One mindset to have that best builds momentum with a project is to imagine that you’re one domino away from starting the unstoppable chain of falling dominoes.
You might be one newsletter away from it really taking off.
You might be one pitch away from getting VC buy-in.
You might be one campaign away from catching consumer loyalty.
Certainly you can push through for one more, right?
The truth is, at some point in time, you really will be just one away.
Tighter copy packs more of a punch than lengthy copy. It appeals to the short attention span of a reader or browser. It’s good practice.
On the other hand, lengthier copy sends a signal. It’s perceived as you being invested in telling a story. Lengthier copy is more convincing at face value –that is, even without reading it.
If you’re unsure which length makes your audience more responsive, don’t go with your gut. Test it.
Then you don’t have to argue about cutting copy or adding more story; the data will direct you.
Stay Positive & Last Thing You Want To Do Is Assume
Rejection doesn’t tap you on your shoulder nicely.
It doesn’t send you a notice that you’re overdue.
Our brains aren’t wired to immediately accept or embrace rejection like it were an important friend we haven’t seen in awhile.
Rejection smacks. It wacks. It throws us off balance.
But there’s on advantage we have over it: we know it’s a sign that we leaped, we stretched, we tried something.
When we focus on that knowledge, we can find inspiration and energy to pivot again, to leap again, to dance with the rejection and find our footing again.
Your content consumption formulas and benchmarks are likely outdated.
Every day people are getting smarter.
Yes, broadly smarter, across a lot of different topics, but also deeply smarter around the ones they care most about (and, being blunt, even about some ones they don’t…).
Which means that an assumption can be made that people spend more time on pages, reading and connecting than five years ago, five months ago and five days ago.
If the average time spent on your blog page is 5 minutes (which is good), but it was also 5 minutes a year ago (which was good), that says something different about your content than you might otherwise be quick to conclude.
There’s a reason they call it a browser and that’s how they found you.
It does well to realize they’re primarily in the in the browsing mode, the consuming mode – and they want (no, they need) more than they did before.
Now is not the time to reduce your content plans (quantity or duration) – quite the opposite.
Stay Positive & They Also Call Them Consumers For A Reason
Need a plumber? There’s someone you know that knows the perfect person for it.
Want an idea to spread? There’s someone you know that knows the perfect person to share the idea with.
Another way to look at it…
You throw a party and tell people to bring friends. Turns out the two different friends of yours bring one of their friends, both of which happened to go to the same high school together.

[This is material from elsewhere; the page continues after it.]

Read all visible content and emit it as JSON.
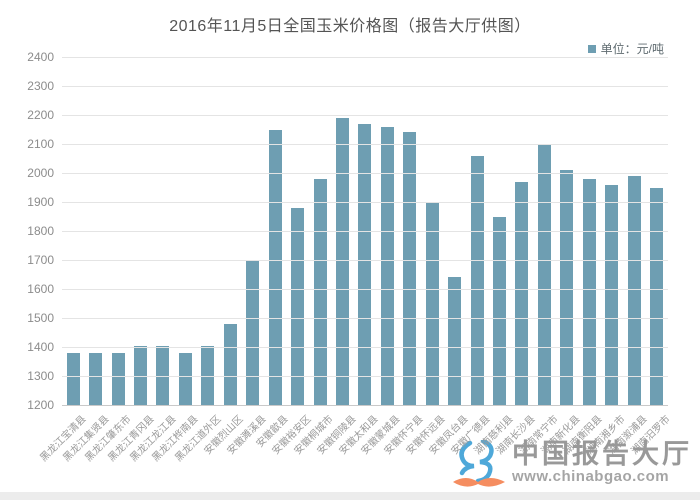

You go to organize an event for a nonprofit and turns out your kid’s teacher’s wife is a board member.
We’re all a single connection away. If that’s not convincing enough to plan an event, ship your work or ask for help, I’m not sure what would be.
Nothing is perfect, and even when you get it close to perfect–when you feel like there are no more gaps to fill in the project–the success of that project slows down.
Why?
Because every project or idea is an innovation and every innovation follows the diffusion of innovation curve.
By the time you have your work perfect enough for even the laggards to get on board, the early adopters and early majority and, often times, even the late majority are onto something new.